Hundreds of residents fled the fighting, which followed days of shelling by government forces after a three-month truce collapsed in the area. Home to hundreds of Guard members and their families, the suburb extends to within a mile of the palace, the residence of President Bashar Assad, which overlooks the capital.
The government and its armed opponents blamed one another, each claiming that residents of the neighborhood, Qudsaya, had requested protection from the other side.
On the other side of the capital, in the suburb of East Ghouta, rebels celebrated their apparent downing of a helicopter, documented in dramatic videos of the craft losing its rotors, spinning to earth and exploding, and jubilant young men dragging its tail section behind a pickup truck.

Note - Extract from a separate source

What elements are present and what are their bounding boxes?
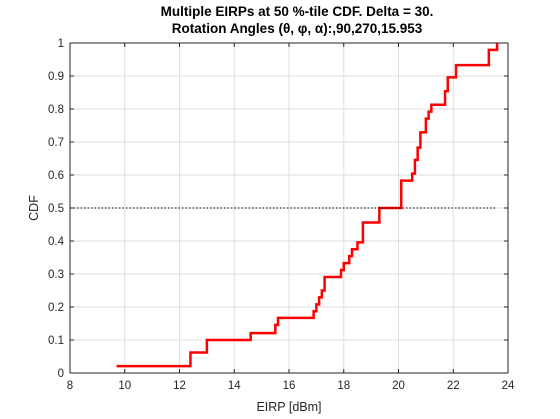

The fighting around Damascus came as anti-government activists reported a renewal of fierce army shelling of Homs, the central city that has long been a trouble spot for Assad. The shelling demonstrated that the government is still struggling to control the city, which it had declared insurgent-free eight months ago.
Meanwhile, fears of regional repercussions continued to build as Turkish artillery hit Syria for a third consecutive day after a Syrian mortar killed five Turkish civilians Wednesday.